Berlin. Anbieter von Telefon, Internet oder TV wollten bei geringen Preisanpassungen das Kündigungsrecht ausschließen. Das ist nun vom Tisch.

Die Verbraucherzentralen haben zwei Siege im Kampf gegen Preiserhöhungen ohne Widerspruchs- und Sonderkündigungsrechte erzielt. Zum einen machte das Oberlandesgericht Frankfurt am Main in einem noch nicht rechtskräftigen Urteil deutlich: Mobilfunkanbieter müssen ihren Kunden bei Preiserhöhungen in laufenden Verträgen prinzipiell ein Widerspruchsrecht einräumen (Az.1U46/19). Zum anderen akzeptierte die Tele Columbus-Gruppe, ein Anbieter von Telefon-, Internet- und TV-Leistungen, einen Vergleich im Rechtsstreit mit der Verbraucherzentrale Brandenburg.

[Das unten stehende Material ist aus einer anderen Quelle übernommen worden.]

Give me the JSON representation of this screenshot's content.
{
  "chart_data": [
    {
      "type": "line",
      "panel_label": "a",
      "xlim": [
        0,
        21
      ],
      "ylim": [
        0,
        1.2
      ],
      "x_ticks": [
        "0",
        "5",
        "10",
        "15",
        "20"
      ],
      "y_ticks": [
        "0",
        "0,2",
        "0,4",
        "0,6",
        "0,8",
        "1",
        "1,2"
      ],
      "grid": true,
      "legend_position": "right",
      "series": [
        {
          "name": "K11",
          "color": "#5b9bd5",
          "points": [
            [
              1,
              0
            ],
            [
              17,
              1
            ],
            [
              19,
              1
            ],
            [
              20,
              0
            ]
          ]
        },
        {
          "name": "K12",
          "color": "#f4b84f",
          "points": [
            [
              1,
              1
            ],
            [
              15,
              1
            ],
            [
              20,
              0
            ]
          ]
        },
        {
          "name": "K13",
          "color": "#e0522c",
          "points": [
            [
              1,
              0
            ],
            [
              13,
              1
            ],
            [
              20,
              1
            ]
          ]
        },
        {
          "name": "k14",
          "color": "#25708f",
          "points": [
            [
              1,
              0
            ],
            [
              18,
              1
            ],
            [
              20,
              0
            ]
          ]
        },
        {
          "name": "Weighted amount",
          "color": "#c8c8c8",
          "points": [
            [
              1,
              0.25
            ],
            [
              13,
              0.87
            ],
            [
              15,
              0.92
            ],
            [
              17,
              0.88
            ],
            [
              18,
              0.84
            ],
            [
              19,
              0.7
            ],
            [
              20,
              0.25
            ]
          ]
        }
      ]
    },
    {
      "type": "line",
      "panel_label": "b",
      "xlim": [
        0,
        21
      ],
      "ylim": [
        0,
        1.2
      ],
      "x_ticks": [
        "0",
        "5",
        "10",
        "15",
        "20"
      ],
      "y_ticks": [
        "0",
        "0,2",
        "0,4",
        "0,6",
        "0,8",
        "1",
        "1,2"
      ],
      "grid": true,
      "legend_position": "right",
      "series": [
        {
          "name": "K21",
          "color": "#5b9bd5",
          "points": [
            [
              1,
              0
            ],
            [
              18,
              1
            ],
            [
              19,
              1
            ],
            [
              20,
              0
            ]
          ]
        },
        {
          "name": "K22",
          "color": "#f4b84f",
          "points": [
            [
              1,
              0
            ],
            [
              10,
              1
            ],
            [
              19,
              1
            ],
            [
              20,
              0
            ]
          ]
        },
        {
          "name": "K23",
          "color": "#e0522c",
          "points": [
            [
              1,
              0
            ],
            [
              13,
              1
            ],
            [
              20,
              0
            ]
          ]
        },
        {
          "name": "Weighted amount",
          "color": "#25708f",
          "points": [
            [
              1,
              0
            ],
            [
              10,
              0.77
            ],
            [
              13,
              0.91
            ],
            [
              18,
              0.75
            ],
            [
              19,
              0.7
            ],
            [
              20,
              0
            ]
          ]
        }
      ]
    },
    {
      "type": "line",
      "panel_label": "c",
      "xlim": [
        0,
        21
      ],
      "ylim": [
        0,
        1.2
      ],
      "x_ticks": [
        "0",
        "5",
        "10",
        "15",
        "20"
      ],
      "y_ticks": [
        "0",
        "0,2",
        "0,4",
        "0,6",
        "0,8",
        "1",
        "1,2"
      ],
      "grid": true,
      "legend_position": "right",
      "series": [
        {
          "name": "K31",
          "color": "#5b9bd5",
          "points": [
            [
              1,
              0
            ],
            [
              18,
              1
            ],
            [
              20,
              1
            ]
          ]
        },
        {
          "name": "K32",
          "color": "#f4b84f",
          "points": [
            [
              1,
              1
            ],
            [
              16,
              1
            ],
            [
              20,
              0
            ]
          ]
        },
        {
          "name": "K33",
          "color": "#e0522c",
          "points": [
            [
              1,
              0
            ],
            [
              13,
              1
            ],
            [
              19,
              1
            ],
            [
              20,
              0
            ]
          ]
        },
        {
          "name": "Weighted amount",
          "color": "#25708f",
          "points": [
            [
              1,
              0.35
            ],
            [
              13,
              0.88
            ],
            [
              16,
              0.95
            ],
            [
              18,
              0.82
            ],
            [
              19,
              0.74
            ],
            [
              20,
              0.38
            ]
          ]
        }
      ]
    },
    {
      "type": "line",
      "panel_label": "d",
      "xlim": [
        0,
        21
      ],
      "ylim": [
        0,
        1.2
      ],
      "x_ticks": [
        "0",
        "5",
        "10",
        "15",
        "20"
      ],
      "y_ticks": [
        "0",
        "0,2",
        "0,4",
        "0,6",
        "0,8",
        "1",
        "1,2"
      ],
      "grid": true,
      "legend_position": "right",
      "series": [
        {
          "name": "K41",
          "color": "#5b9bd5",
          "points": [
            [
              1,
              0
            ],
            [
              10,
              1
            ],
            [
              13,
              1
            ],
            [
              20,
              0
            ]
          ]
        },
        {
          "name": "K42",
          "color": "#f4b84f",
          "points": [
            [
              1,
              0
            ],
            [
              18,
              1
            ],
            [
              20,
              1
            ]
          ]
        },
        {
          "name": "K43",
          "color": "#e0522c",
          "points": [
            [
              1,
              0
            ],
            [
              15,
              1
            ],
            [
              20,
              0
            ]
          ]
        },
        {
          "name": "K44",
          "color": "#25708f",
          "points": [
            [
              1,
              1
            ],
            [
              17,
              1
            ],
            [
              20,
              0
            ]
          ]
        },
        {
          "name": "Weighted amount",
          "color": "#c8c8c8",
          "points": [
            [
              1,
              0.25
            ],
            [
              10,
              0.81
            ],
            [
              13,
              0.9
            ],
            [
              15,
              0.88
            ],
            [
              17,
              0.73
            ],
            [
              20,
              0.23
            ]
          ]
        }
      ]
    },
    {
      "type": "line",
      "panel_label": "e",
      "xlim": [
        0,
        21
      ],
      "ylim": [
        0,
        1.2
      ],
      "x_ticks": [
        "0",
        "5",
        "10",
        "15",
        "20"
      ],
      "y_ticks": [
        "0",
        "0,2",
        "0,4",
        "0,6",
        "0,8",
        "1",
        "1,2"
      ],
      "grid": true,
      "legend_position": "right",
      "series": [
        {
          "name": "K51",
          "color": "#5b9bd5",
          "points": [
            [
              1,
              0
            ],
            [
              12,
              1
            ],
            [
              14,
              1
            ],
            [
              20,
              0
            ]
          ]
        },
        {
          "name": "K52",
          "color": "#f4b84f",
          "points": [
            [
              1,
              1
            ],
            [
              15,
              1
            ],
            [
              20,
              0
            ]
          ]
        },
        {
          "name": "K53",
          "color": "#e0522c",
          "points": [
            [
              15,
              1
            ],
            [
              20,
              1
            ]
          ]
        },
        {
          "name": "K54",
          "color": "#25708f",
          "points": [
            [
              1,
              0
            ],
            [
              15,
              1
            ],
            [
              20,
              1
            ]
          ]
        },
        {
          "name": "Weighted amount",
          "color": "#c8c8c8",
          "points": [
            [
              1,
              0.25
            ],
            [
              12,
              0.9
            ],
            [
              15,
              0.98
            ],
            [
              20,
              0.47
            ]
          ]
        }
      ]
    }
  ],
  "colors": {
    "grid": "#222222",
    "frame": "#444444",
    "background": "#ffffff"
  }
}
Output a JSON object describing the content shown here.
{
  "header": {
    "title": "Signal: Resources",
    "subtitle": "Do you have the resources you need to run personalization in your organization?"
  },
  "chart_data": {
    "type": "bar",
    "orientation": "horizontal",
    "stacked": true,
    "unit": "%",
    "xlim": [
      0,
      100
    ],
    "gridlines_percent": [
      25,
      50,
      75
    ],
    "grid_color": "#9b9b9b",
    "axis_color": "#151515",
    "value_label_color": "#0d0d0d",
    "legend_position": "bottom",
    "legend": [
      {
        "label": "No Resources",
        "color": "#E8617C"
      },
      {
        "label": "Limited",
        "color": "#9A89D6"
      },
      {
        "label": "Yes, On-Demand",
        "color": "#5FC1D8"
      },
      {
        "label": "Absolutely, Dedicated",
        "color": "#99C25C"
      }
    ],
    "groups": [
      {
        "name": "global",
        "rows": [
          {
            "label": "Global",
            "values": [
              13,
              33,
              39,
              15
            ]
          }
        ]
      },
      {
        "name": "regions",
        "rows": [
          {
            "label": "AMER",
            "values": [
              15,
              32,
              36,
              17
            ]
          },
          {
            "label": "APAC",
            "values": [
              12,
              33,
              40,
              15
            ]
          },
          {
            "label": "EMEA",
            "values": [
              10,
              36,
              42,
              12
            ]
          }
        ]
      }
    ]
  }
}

Hintergrund des Streits zwischen Tele Columbus und den Verbraucherschützern ist das Recht auf eine bis zu fünfprozentige Preiserhöhung ohne Sonderkündigungsrecht. Das hatte sich der Anbieter, der unter der Dachmarke Pÿur agiert, in die Allgemeinen Geschäftsbedingungen (AGB) geschrieben und auch durchgesetzt.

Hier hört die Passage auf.